Muto Yoji has served as Japan’s Minister of Economy, Trade and Industry (METI) since October 1, 2024 and was confirmed for a second term after the cabinet reshuffle on November 11, 2024. In this role he directs Japan’s effort to convert decades of seabed-mineral research into commercial ventures that can operate by 2030. His brief covers Green Transformation programs, industrial-competitiveness measures, and the economic recovery of Fukushima, all of which intersect with marine-mineral policy.

Raised in Gifu Prefecture, Muto earned a commerce degree from Keio University and then spent about twenty years managing his family’s construction-materials and sake businesses. He entered national politics in 2005, winning a House of Representatives seat for Gifu’s Second District. Cabinet experience followed: Parliamentary Vice-Minister for Internal Affairs and Communications in 2013, State Minister for Foreign Affairs in 2015, and Vice-Minister of METI from 2017 to 2018, where he also oversaw nuclear-disaster recovery. These posts gave him a solid record in economic security and critical-materials strategy.

After taking the METI portfolio, Muto began translating the March 22, 2024 “Plan for the Development of Marine Energy and Mineral Resources” into a timetable of concrete targets. METI’s draft fiscal-year 2025 budget earmarks several billion yen for JOGMEC pilot projects on polymetallic nodules, cobalt-rich crusts, and hydrothermal sulfides, though the exact line-item is still being finalized. He also approved a 5,000 meter test lift of rare-earth-rich mud off Minamitori Island, scheduled for January 2026, and has indicated that deep-sea initiatives could qualify for support under Japan’s twenty-trillion-yen Green Transformation bond program once technical guidelines are updated.

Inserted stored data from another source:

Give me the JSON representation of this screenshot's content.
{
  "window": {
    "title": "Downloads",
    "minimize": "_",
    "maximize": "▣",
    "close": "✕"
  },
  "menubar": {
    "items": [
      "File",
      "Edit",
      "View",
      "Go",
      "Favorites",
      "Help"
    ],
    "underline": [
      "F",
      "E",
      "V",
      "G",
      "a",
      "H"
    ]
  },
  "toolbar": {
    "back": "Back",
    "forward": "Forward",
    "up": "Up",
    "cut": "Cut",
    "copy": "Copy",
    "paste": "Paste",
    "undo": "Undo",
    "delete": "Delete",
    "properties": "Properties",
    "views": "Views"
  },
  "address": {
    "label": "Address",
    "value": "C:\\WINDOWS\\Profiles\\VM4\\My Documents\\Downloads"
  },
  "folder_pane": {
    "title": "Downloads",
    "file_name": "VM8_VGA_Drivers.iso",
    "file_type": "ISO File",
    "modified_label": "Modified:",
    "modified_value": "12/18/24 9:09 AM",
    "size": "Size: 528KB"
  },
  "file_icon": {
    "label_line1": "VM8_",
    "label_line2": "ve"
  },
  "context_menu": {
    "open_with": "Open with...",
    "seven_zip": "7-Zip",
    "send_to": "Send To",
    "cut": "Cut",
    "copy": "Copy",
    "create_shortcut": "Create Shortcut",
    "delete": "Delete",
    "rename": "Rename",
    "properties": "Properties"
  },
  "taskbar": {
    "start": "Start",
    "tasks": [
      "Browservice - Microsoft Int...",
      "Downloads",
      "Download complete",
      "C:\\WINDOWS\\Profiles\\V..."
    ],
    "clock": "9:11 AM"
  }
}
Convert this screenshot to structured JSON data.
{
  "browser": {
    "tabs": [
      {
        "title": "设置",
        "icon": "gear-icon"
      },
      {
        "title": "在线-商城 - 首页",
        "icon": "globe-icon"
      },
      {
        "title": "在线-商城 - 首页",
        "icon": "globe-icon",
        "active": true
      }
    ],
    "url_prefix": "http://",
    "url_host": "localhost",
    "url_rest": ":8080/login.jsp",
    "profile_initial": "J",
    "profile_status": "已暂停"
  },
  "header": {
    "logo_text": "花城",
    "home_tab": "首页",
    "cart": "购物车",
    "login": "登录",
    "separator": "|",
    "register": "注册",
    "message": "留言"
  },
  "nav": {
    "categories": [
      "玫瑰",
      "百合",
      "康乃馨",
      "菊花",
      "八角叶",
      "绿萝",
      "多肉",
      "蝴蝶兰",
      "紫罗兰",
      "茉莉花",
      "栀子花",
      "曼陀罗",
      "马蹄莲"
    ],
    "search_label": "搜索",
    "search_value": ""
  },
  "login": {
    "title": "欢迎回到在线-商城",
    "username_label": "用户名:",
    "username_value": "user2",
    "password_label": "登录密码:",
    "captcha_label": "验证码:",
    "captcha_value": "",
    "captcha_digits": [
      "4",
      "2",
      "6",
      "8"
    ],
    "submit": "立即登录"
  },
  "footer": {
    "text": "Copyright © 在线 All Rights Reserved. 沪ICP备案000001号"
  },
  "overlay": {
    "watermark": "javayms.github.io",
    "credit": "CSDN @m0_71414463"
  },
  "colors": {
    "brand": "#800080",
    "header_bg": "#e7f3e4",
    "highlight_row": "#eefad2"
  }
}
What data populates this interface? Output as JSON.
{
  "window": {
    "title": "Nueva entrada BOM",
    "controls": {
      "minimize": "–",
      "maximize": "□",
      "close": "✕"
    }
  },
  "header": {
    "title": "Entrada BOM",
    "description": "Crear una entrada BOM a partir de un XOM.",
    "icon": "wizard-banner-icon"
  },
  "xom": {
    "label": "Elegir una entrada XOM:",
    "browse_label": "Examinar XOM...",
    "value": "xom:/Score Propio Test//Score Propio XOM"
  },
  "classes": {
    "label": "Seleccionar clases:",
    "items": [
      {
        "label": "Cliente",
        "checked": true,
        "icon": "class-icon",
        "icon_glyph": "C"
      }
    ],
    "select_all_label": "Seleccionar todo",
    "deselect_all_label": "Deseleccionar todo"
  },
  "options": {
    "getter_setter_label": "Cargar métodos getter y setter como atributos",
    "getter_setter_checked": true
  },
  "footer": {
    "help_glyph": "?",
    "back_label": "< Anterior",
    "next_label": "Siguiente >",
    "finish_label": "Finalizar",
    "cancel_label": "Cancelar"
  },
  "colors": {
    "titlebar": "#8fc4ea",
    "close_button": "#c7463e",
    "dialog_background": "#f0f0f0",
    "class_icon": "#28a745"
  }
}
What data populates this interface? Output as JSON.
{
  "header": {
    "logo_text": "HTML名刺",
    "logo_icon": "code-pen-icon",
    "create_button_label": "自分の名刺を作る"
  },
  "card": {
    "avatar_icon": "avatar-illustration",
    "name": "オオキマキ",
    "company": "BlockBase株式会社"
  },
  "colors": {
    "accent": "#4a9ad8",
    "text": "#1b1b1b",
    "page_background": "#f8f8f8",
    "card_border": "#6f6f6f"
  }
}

Internationally, Muto has raised marine-mineral standards in ongoing US-Japan and Australia-Japan critical-mineral dialogues, and he placed seabed supply chains on the agenda of the May 2025 Japan-EU High-Level Economic Dialogue. Similar discussions with the United Kingdom are expected at upcoming consultations.

In public statements he calls seabed minerals indispensable for battery and magnet supply chains while emphasizing that commercial activity must progress step by step under transparent, science-based environmental rules. He supports continued rule making at the International Seabed Authority and has said Japan will not authorize production unless impact thresholds are met.

By embedding marine-mineral development in economic security planning, climate policy, and green finance, Muto Yoji has given Japan’s deep-sea-mining agenda clear political leadership.